Subsequently, one may also ask, how do you calculate economic profit in a monopolistic competition?
Monopolistic competition has a downward sloping demand curve.
If average total cost is below the market price, then the firm will earn an economic profit.
- D = Market Demand.
- ATC = Average Total Cost.
- MR = Marginal Revenue.
- MC = Marginal Cost.
Also Know, do monopolistic competition make profit in the long run? In the long–run, the demand curve of a firm in a monopolistic competitive market will shift so that it is tangent to the firm’s average total cost curve. As a result, this will make it impossible for the firm to make economic profit; it will only be able to break even.
Secondly, how can monopolistic competition maximize profit?

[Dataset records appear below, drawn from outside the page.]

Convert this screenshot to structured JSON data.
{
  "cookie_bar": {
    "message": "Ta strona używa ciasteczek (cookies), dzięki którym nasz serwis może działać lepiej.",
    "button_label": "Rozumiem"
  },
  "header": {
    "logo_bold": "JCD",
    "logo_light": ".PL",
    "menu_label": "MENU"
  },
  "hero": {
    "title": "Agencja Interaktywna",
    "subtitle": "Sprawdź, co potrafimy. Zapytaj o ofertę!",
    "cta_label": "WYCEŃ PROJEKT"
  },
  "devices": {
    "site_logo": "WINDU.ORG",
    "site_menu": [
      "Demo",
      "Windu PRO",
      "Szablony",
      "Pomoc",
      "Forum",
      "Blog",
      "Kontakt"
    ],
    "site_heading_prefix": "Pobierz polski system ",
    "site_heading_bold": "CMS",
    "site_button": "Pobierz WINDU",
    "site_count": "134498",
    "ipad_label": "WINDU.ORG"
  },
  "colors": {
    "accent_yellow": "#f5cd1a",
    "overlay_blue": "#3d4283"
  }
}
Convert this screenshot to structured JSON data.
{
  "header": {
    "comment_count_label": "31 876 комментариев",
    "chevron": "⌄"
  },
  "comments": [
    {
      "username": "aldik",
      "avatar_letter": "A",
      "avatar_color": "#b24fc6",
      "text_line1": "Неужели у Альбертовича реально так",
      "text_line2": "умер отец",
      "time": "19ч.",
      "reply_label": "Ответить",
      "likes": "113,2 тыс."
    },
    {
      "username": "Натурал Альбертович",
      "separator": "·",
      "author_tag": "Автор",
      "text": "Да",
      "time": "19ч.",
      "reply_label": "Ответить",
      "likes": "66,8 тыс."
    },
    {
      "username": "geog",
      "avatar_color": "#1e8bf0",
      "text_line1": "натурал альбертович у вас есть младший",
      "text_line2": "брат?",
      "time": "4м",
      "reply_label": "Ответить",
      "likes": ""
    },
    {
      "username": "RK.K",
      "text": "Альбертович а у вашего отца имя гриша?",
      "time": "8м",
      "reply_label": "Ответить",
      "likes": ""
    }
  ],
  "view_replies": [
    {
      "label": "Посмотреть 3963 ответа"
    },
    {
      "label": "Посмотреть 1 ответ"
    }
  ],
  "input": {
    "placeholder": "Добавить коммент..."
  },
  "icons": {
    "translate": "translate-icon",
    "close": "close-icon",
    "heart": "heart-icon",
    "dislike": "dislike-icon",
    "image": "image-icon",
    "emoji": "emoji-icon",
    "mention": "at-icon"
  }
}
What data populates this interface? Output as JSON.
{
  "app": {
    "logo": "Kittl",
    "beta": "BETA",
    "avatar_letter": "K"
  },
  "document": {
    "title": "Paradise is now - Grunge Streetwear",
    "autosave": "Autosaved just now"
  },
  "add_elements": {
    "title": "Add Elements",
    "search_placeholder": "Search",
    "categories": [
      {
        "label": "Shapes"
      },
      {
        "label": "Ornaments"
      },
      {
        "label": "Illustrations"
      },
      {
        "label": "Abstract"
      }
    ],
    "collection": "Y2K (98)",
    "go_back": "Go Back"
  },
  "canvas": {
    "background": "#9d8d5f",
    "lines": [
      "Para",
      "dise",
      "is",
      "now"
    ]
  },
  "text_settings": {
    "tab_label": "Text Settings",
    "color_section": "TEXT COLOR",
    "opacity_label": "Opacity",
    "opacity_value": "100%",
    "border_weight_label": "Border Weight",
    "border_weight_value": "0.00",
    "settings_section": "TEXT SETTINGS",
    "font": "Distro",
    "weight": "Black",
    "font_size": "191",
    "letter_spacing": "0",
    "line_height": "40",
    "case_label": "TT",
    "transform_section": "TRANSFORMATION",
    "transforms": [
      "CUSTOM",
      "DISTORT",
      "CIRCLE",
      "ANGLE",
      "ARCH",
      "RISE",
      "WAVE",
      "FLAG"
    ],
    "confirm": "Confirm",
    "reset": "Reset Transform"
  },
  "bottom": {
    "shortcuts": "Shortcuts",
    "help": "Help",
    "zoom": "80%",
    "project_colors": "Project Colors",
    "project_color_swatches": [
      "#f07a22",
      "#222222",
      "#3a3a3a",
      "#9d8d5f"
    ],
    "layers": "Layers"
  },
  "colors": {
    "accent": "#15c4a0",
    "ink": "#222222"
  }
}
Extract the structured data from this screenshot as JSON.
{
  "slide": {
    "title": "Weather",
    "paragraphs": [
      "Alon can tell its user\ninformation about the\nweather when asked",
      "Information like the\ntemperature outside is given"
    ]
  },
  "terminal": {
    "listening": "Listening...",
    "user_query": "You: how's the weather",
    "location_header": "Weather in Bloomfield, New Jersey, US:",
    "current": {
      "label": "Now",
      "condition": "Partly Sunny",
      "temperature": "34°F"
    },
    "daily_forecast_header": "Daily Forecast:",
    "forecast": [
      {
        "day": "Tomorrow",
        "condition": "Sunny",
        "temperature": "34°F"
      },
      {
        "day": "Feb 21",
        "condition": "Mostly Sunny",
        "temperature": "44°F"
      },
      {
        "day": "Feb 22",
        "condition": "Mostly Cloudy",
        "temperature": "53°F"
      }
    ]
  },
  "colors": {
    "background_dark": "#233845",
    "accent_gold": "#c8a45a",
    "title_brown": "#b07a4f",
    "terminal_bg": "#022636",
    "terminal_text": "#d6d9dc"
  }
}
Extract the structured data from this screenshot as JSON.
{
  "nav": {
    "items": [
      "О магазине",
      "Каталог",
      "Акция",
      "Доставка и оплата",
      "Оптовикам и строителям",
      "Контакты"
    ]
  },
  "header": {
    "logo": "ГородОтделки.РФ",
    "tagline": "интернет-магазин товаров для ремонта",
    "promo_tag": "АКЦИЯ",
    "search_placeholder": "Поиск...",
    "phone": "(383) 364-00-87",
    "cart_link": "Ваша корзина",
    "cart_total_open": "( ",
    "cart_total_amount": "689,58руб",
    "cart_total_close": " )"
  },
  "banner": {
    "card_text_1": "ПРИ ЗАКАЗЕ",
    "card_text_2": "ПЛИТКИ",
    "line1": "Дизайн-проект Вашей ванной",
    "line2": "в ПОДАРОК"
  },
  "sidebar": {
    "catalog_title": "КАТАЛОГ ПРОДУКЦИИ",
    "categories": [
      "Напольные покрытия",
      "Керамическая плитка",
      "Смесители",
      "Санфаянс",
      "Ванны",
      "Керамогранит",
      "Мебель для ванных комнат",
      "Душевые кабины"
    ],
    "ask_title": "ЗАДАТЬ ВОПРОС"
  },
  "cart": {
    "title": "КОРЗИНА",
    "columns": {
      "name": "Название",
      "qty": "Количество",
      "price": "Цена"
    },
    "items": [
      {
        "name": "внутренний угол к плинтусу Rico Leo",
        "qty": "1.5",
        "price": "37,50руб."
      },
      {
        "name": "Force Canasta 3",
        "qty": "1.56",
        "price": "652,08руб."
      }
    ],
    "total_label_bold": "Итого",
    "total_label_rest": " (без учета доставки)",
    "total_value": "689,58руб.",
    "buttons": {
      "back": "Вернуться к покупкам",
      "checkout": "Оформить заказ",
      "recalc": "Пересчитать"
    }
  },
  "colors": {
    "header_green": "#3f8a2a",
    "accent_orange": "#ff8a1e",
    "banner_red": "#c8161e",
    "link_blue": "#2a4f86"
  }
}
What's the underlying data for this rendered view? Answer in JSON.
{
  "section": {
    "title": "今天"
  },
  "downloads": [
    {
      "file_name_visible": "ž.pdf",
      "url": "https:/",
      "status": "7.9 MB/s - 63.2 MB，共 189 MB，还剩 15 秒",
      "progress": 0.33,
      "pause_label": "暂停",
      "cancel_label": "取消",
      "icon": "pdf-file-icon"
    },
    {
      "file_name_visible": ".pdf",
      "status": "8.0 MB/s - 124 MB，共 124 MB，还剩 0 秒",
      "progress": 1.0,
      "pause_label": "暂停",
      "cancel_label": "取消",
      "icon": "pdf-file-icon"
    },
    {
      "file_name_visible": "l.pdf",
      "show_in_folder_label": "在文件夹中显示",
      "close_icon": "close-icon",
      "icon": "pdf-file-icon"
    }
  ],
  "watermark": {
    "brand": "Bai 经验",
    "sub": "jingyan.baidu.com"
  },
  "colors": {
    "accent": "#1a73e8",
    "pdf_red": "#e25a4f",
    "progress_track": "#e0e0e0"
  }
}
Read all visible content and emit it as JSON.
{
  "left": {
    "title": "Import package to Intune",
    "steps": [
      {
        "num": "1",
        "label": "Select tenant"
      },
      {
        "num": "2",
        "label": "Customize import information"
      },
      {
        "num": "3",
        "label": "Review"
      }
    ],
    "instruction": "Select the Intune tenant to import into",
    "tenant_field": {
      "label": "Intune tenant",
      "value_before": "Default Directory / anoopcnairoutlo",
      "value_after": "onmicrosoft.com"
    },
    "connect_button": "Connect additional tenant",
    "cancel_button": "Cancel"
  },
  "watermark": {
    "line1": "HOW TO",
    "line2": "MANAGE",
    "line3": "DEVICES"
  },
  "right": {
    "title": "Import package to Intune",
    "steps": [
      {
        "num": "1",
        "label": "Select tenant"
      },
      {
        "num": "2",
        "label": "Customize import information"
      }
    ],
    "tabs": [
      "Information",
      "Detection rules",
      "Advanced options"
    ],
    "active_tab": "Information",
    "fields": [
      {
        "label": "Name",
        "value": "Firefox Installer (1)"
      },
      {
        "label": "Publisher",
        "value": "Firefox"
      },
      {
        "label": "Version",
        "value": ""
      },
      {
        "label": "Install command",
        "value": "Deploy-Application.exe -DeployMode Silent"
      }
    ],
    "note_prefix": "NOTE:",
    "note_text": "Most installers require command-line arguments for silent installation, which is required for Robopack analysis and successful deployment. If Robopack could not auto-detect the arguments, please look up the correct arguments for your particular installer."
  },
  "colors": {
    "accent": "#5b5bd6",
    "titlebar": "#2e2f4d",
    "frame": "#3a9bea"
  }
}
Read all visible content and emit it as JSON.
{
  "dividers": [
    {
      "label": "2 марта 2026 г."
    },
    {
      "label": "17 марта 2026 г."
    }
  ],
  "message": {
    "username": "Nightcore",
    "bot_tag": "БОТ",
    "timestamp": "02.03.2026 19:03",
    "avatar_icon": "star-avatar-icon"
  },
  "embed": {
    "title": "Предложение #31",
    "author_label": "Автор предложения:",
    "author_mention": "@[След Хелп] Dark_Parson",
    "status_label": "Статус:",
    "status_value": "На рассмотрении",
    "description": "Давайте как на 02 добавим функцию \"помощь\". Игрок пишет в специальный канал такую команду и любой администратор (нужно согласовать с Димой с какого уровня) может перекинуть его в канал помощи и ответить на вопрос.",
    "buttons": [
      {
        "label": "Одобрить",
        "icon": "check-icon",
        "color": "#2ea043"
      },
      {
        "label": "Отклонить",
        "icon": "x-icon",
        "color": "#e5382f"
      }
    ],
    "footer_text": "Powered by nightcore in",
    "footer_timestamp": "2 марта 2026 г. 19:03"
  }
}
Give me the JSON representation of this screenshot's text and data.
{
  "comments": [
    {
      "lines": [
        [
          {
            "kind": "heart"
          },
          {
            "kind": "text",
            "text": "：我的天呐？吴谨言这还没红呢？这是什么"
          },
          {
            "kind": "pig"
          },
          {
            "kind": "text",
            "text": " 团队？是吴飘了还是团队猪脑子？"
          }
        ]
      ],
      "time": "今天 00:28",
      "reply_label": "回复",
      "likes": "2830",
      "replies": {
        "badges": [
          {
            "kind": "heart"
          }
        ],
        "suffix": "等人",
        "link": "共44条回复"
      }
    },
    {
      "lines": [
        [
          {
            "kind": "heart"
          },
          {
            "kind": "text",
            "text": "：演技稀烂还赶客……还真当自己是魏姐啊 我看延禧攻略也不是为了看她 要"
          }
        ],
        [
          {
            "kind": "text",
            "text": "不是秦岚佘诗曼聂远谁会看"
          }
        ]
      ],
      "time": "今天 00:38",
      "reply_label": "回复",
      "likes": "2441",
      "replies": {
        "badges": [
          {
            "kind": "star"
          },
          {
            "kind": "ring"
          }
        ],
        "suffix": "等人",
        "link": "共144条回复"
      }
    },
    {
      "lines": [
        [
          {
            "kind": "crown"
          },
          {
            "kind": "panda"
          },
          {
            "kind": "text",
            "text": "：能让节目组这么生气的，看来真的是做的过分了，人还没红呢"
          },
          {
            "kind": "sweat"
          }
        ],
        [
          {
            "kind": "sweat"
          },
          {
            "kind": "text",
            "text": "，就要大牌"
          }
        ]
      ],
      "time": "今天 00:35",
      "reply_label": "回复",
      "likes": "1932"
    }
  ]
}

In a monopolistic market, a firm maximizes its total profit by equating marginal cost to marginal revenue and solving for the price of one product and the quantity it must produce. and setting it equal to zero.
How do you calculate profit maximizing price?
Answer: To find the profit maximizing quantity to sell in Class One equate the MR for Class One to the MC. Thus, 10 – 2Q = 1 or Q = 4.5 units. To find the profit maximizing price use this quantity and demand curve for Class One: P = 10 – Q = 10 – 4.5 = $5.50 per unit sold.